Astrid cracked her knuckles, a grin spreading across her face. "And my job?"
"Tank the minions and keep them off Ravenna while she works on the King." He looked at both of them, seeing the determination in their eyes. "I’ll be the finisher. Once Ravenna’s weakened him enough, I’ll get in close and end it."
"Sounds simple." Astrid’s grin widened, though they all knew better.
"It never is." He stood, pushing through the exhaustion with practiced ease. "We move at dawn. Get some rest while you can."
Ravenna rose and stopped him before he could walk away, her hand catching his wrist. "And you? You need rest more than either of us."
"I’ll sleep when we’ve cleared the dungeon." He turned to face her, not pulling away from her grip.

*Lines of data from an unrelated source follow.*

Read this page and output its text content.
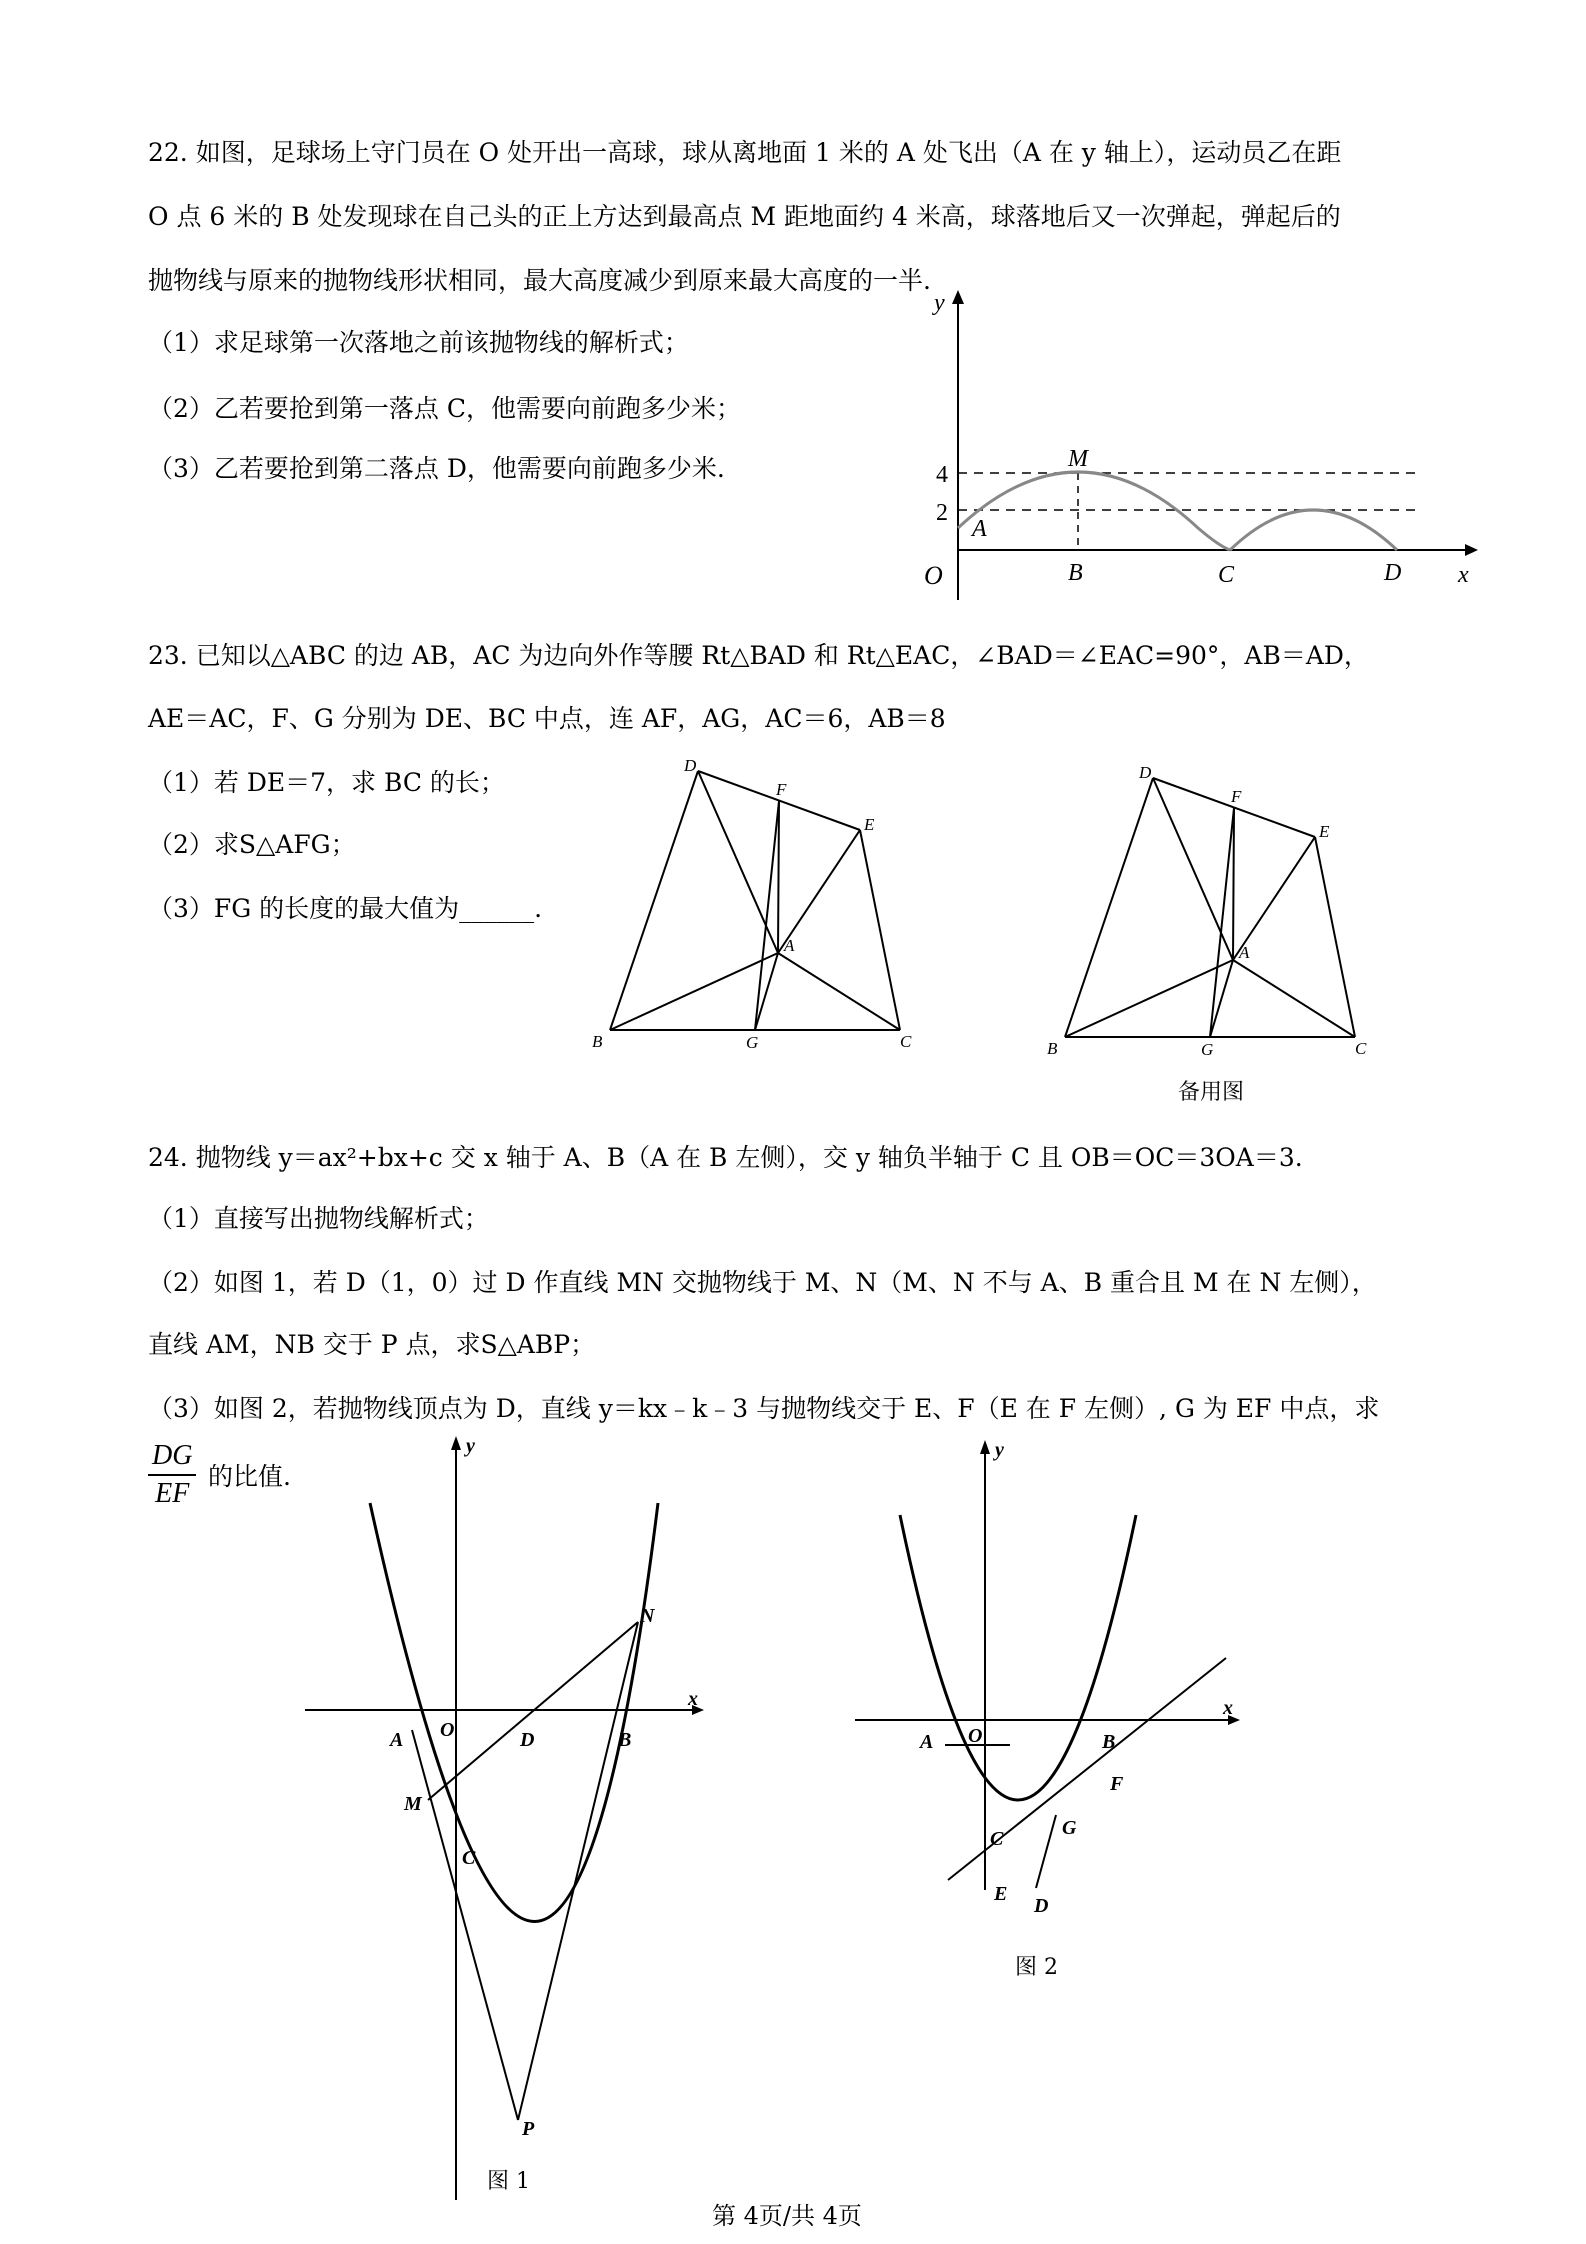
22. 如图，足球场上守门员在 O 处开出一高球，球从离地面 1 米的 A 处飞出（A 在 y 轴上），运动员乙在距
O 点 6 米的 B 处发现球在自己头的正上方达到最高点 M 距地面约 4 米高，球落地后又一次弹起，弹起后的
抛物线与原来的抛物线形状相同，最大高度减少到原来最大高度的一半.
（1）求足球第一次落地之前该抛物线的解析式；
（2）乙若要抢到第一落点 C，他需要向前跑多少米；
（3）乙若要抢到第二落点 D，他需要向前跑多少米.
y
x
O
4
2
A
B	C	D
M
23. 已知以△ABC 的边 AB，AC 为边向外作等腰 Rt△BAD 和 Rt△EAC，∠BAD＝∠EAC=90°，AB＝AD，
AE＝AC，F、G 分别为 DE、BC 中点，连 AF，AG，AC＝6，AB＝8
（1）若 DE＝7，求 BC 的长；
（2）求S△AFG；
（3）FG 的长度的最大值为______.
D
F
E
A
B	G	C
D
F
E
A
B	G	C
备用图
24. 抛物线 y＝ax²+bx+c 交 x 轴于 A、B（A 在 B 左侧），交 y 轴负半轴于 C 且 OB＝OC＝3OA＝3.
（1）直接写出抛物线解析式；
（2）如图 1，若 D（1，0）过 D 作直线 MN 交抛物线于 M、N（M、N 不与 A、B 重合且 M 在 N 左侧），
直线 AM，NB 交于 P 点，求S△ABP；
（3）如图 2，若抛物线顶点为 D，直线 y＝kx﹣k﹣3 与抛物线交于 E、F（E 在 F 左侧）, G 为 EF 中点，求
$\frac{DG}{EF}$ 的比值.
x
y
O
A	B
C
D
M
N
P
图 1
x
y
O
A	B
C
D
E
F
G
图 2
第 4页/共 4页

"That’s a terrible answer." Her eyes searched his face, concern evident in every line of her expression.
"It’s an honest one." He cupped her face in his hands, a gesture that felt more natural now than it did weeks ago. "I spent three days worrying about Earth, about Yuki, about everything that could go wrong while I was up here. I’ll rest when I know we’re safe."
She looked at him with an expression that mixed frustration with understanding, then she stood on tiptoe and kissed him, soft and quick.
"Then at least eat something." She pushed him toward the food supplies with both hands on his chest. "You’re no good to anyone if you collapse before we reach the dungeon."
He let her push him toward the food supplies, let Astrid mock him for being whipped, let the normalcy of their interactions wash away some of the darkness that accumulated during his time on Earth.
Tomorrow, they would face the Drowned King, but tonight he had people who cared about him, and that was worth more than any power the Tower could offer.
---
They prepared through the night, and sleep never came despite his exhaustion.
Weapons sharpened. Supplies organized. Emergency contingencies discussed and discarded and discussed again. Astrid paced like a caged animal, her berserker energy barely contained, while Ravenna practiced channeling her Hellfire in the confined space, the black-edged flames reflecting off the ancient stone.
He watched them both, these women who chose to follow him into darkness, and wondered what he did to deserve their loyalty.
’Nothing, you’ve done nothing to deserve them, you just got lucky.’ But maybe luck was enough, maybe the universe owed him something after taking everything in the first timeline.
Or maybe this was just temporary, a reprieve before the next disaster, but he pushed those thoughts away and focused on the task at hand.
The Drowned King was waiting, and one way or another, by sunset tomorrow they would be ready for the next floor.